I walked out into the gym, did my RPR warm up, and then my warm up on the rower for only 4 minutes,

Cranked up some old Five Finger Death Punch “The Way of the Fist” and strapped in. I summed my inner David Goggins and it is go time! Time to Goggins this shit.

My warm-up was super short, but felt quite good.

The first 500M nasal breathing felt good and I was on pace.

The next 500M I stayed on pace with mostly nasal breathing still.

Then the next 500M hit and I was hurting. I switched to nasal in and mouth out breathing working to just keep my pace. I kept repeating “Drive, Drive, Drive” to cue myself to keep pushing with my legs to transfer that tension from my legs to the rowing handle.

The end is now in sight and only 500M to go.

My legs were starting to burn big time. It feels like someone replaced my leg muscles with concrete. It was hard to keep the nasal inhale and mouth exhale. Everything started to hurt and my lungs were burning.

I changed my cue to “Go / Smooth, Go / Smooth” to keep using my legs and not start flopping around like a hyperventilating meth monkey.

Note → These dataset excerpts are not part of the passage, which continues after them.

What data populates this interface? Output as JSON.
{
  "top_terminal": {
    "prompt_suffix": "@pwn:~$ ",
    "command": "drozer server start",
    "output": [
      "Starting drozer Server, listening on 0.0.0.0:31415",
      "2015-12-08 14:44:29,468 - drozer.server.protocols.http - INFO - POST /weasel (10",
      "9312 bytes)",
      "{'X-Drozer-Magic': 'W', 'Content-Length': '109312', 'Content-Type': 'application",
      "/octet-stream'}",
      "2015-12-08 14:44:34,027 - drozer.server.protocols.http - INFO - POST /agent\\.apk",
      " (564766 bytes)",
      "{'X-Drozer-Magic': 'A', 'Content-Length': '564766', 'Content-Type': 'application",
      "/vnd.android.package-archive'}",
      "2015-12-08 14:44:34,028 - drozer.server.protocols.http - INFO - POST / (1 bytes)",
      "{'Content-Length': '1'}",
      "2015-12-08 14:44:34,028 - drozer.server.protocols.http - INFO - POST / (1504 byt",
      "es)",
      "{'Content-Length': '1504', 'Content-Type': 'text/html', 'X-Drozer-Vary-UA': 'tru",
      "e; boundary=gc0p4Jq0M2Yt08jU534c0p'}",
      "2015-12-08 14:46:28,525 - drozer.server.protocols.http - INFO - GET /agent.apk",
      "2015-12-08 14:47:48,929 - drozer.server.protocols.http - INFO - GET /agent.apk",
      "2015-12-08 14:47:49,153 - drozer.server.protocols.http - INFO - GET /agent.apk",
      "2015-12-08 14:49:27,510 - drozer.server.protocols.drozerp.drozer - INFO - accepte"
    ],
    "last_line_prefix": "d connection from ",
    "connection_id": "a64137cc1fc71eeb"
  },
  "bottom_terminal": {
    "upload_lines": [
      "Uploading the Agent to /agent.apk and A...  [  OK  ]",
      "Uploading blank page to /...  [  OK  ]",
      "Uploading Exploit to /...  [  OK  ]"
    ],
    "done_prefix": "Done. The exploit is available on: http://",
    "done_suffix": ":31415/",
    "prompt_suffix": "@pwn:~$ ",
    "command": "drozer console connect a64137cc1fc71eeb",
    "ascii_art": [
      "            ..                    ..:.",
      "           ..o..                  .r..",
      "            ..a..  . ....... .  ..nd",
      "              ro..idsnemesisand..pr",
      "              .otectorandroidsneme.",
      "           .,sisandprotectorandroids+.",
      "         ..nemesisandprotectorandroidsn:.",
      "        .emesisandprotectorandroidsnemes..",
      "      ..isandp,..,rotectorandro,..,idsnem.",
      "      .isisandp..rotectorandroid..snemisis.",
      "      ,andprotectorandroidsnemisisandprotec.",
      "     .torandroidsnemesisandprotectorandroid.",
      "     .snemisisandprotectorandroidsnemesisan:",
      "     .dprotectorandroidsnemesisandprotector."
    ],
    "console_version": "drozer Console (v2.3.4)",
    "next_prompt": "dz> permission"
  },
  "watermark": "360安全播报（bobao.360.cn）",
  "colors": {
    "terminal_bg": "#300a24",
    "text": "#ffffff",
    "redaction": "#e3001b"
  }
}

Only 200M left, time to drop the hammer more. I literally can’t see anything else in the room other than the PM5 rowing screen. I changed my breathing to mouth in and out now.

Only 100M left, PR is well within sight, just keep the same pace, smooth, go, smooth, go.

Last pull.

Done!

I’d love to say that I stayed on the rower and immediately switched to nasal breathing like an Arctic cucumber post-cold water immersion.

Nope.

I performed a controlled fall off the rower to collapse on the floor in the fetal position breathing like a wheezing freight train for the first 2 minutes.

Soon I could sit up and then eventually stand up.

In the end, I did a 4 second PR at 7:28 despite the “poor” timing of it, short sleep, less caffeine than usual before, high stress, low food, no carb load, and rushed warm-up.

The key lesson here is that not every training session is going to be “perfect.”

In fact, few days will be perfect.

Most days will be average.

As Dan John has said (paraphrasing here) “80 % of your training will be average and just get it done, 10% will be amazing and you will feel like you are on top of the world, 10% will just utterly suck.”

When you have put in the work, finish it with the planned testing unless you are 100% convinced you will be injured and need to abort. If you are not sure, test.

The data is what the data is at the end.

It is only feedback.

Having that feedback will make you better.

Train your brain and body to do hard things.

Go forth and conquer,

Dr Mike

References

1) A big phrase I learned from Dr Sachin Patel – thank you my friend for that lesson.